Inez Lemos
A celebrada sociedade do espetáculo,
orientada no mercado, no individualismo e no avanço tecnológico, multiplica seus efeitos
sobre o corpo, colocando em cena personagens cunhados no estilo publicitário.
Como explicar o investimento na perfectibilidade, via ciência estética e
biológica? Corpos manipulados por bisturis, corpos simulados, falsificados. A
mídia nos testemunha que o Brasil ultrapassou os EUA e se tornou campeão em
cirurgias plásticas. Na tradição clássica, o humanismo questiona os fundamentos
da razão moderna, as narrativas que nos afastam de Deus, divindade metaforizando
transcendência, o lócus onde depositamos
a fé no ser humano enquanto potencia criativa. Sem criação não há paixão,
tampouco humanismo. Qual a relação entre plástica, transcendência e humanismo?
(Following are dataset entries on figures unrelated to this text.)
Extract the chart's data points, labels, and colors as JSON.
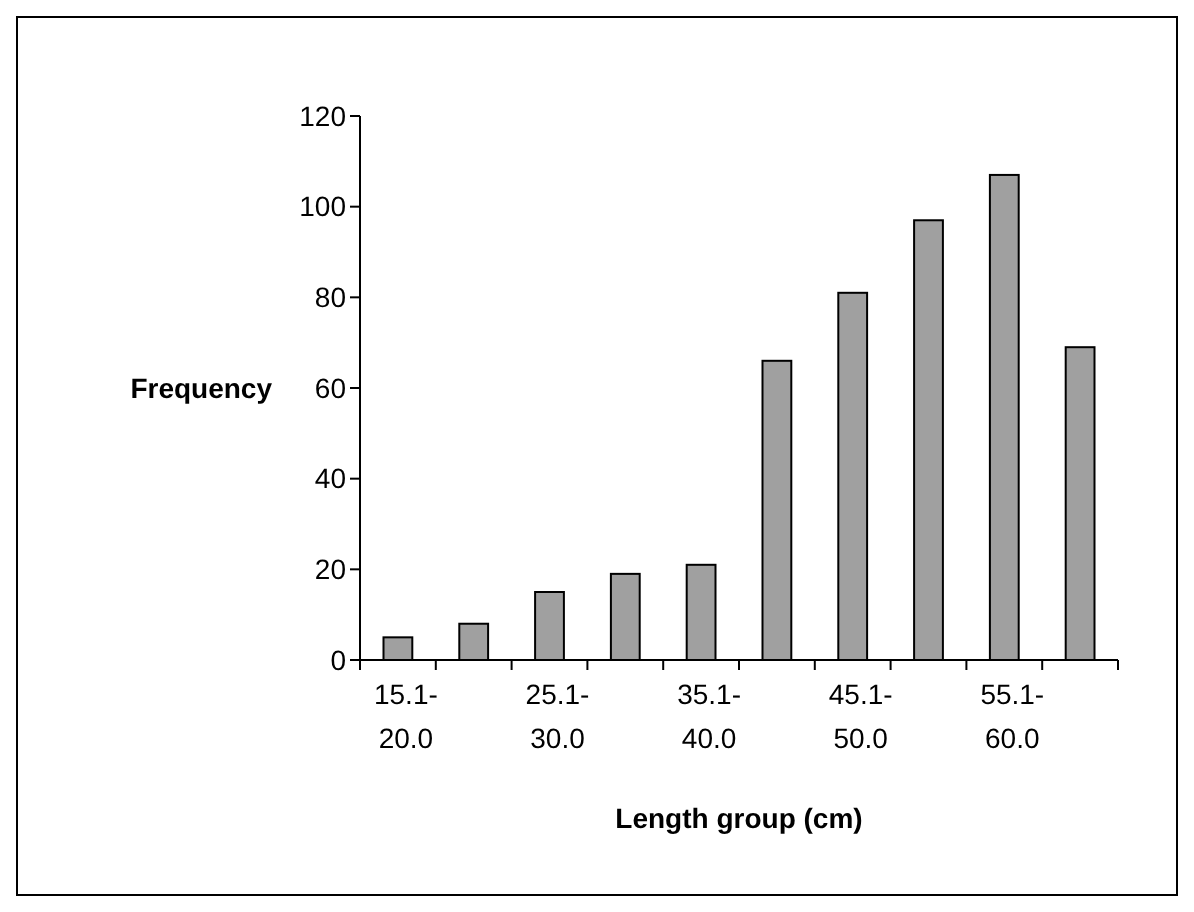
{
  "chart_data": {
    "type": "bar",
    "xlabel": "Length group (cm)",
    "ylabel": "Frequency",
    "categories": [
      "15.1-20.0",
      null,
      "25.1-30.0",
      null,
      "35.1-40.0",
      null,
      "45.1-50.0",
      null,
      "55.1-60.0",
      null
    ],
    "values": [
      5,
      8,
      15,
      19,
      21,
      66,
      81,
      97,
      107,
      69
    ],
    "color": "#a0a0a0",
    "ylim": [
      0,
      120
    ],
    "yticks": [
      0,
      20,
      40,
      60,
      80,
      100,
      120
    ],
    "grid": false
  }
}
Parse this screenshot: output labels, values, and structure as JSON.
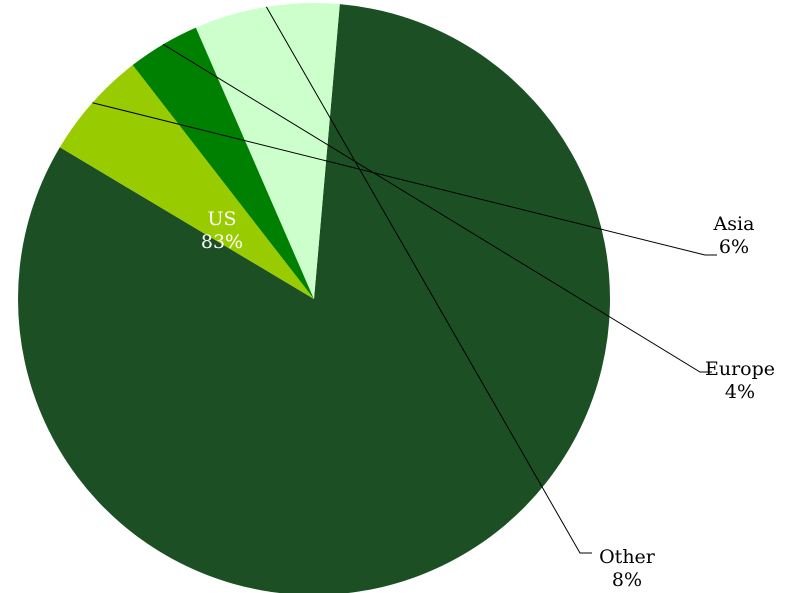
{
  "chart_data": {
    "type": "pie",
    "title": "",
    "slices": [
      {
        "label": "US",
        "value": 83,
        "display": "83%",
        "color": "#1c5024"
      },
      {
        "label": "Asia",
        "value": 6,
        "display": "6%",
        "color": "#99cc00"
      },
      {
        "label": "Europe",
        "value": 4,
        "display": "4%",
        "color": "#008000"
      },
      {
        "label": "Other",
        "value": 8,
        "display": "8%",
        "color": "#ccffcc"
      }
    ],
    "start_angle_deg": -85,
    "direction": "clockwise",
    "label_colors": {
      "inside": "#ffffff",
      "outside": "#000000"
    }
  }
}
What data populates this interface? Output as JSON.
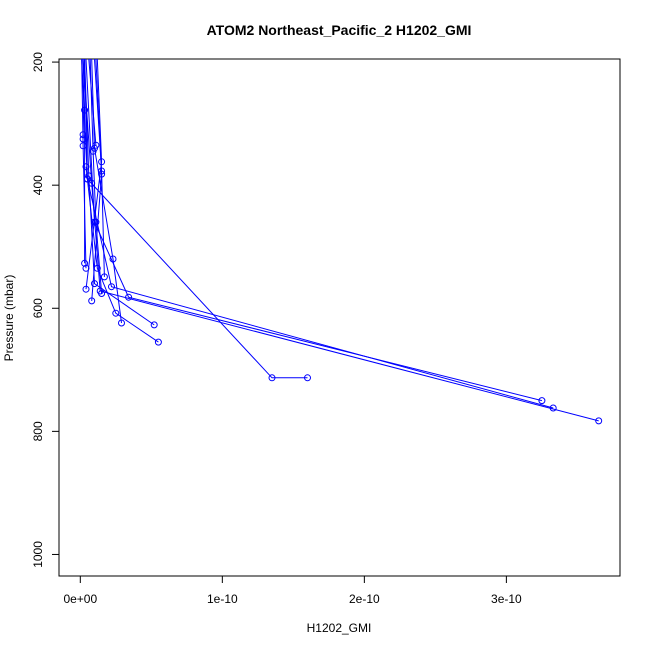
{
  "chart_data": {
    "type": "line",
    "title": "ATOM2 Northeast_Pacific_2 H1202_GMI",
    "xlabel": "H1202_GMI",
    "ylabel": "Pressure (mbar)",
    "xlim": [
      -1.5e-11,
      3.8e-10
    ],
    "ylim": [
      1035,
      195
    ],
    "y_reversed": true,
    "grid": false,
    "x_ticks": [
      {
        "value": 0,
        "label": "0e+00"
      },
      {
        "value": 1e-10,
        "label": "1e-10"
      },
      {
        "value": 2e-10,
        "label": "2e-10"
      },
      {
        "value": 3e-10,
        "label": "3e-10"
      }
    ],
    "y_ticks": [
      {
        "value": 200,
        "label": "200"
      },
      {
        "value": 400,
        "label": "400"
      },
      {
        "value": 600,
        "label": "600"
      },
      {
        "value": 800,
        "label": "800"
      },
      {
        "value": 1000,
        "label": "1000"
      }
    ],
    "color": "#0000ff",
    "series": [
      {
        "points": [
          [
            3.65e-10,
            783
          ],
          [
            1.4e-11,
            572
          ],
          [
            8e-12,
            397
          ],
          [
            2e-12,
            195
          ]
        ]
      },
      {
        "points": [
          [
            3.33e-10,
            762
          ],
          [
            2.2e-11,
            565
          ],
          [
            5e-12,
            390
          ],
          [
            3e-12,
            195
          ]
        ]
      },
      {
        "points": [
          [
            3.25e-10,
            750
          ],
          [
            3.4e-11,
            582
          ],
          [
            1e-11,
            460
          ],
          [
            4e-12,
            195
          ]
        ]
      },
      {
        "points": [
          [
            1.6e-10,
            713
          ],
          [
            1.35e-10,
            713
          ],
          [
            5e-12,
            390
          ],
          [
            1e-12,
            195
          ]
        ]
      },
      {
        "points": [
          [
            5.5e-11,
            655
          ],
          [
            2.5e-11,
            608
          ],
          [
            1.2e-11,
            535
          ],
          [
            4e-12,
            370
          ]
        ]
      },
      {
        "points": [
          [
            5.2e-11,
            627
          ],
          [
            1e-11,
            560
          ],
          [
            6e-12,
            385
          ],
          [
            3e-12,
            195
          ]
        ]
      },
      {
        "points": [
          [
            2.9e-11,
            624
          ],
          [
            2.3e-11,
            520
          ],
          [
            1e-11,
            340
          ],
          [
            8e-12,
            195
          ]
        ]
      },
      {
        "points": [
          [
            8e-12,
            588
          ],
          [
            1.5e-11,
            382
          ],
          [
            1.1e-11,
            195
          ]
        ]
      },
      {
        "points": [
          [
            1.5e-11,
            576
          ],
          [
            1.1e-11,
            460
          ],
          [
            9e-12,
            345
          ],
          [
            7e-12,
            195
          ]
        ]
      },
      {
        "points": [
          [
            4e-12,
            569
          ],
          [
            1.5e-11,
            362
          ],
          [
            1.2e-11,
            195
          ]
        ]
      },
      {
        "points": [
          [
            1.7e-11,
            549
          ],
          [
            1.5e-11,
            377
          ],
          [
            1e-11,
            195
          ]
        ]
      },
      {
        "points": [
          [
            4e-12,
            535
          ],
          [
            2e-12,
            336
          ],
          [
            1e-12,
            195
          ]
        ]
      },
      {
        "points": [
          [
            3e-12,
            527
          ],
          [
            3e-12,
            278
          ],
          [
            2e-12,
            195
          ]
        ]
      },
      {
        "points": [
          [
            1.1e-11,
            335
          ],
          [
            6e-12,
            195
          ]
        ]
      },
      {
        "points": [
          [
            2e-12,
            318
          ],
          [
            2e-12,
            325
          ],
          [
            3e-12,
            195
          ]
        ]
      }
    ]
  }
}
O corpo ganha primazia, torna-se o
lugar de materialização do desejo, revelando a esperança de um futuro melhor -
possibilidade de reconhecimento e sucesso. É onde o homem da era tecnológica produz
a si mesmo. A trajetória do pensamento encurtou. O percurso da fantasia e da
utopia simplificou. Hoje o endereço dos jovens que seguem a cartilha da vida
espetáculo se resume numa clínica de cirurgia plástica. As noticias apontam
para uma reificação do humano. Fashion é escolher um boneco como ater ego. O
meu duplo é um ser midiático, industrial. É nele que vou me espelhar. Os
humanos não me interessam. O que eles têm para me oferecer? Prefiro o homem de
borracha, que não me frustra, tampouco me decepciona.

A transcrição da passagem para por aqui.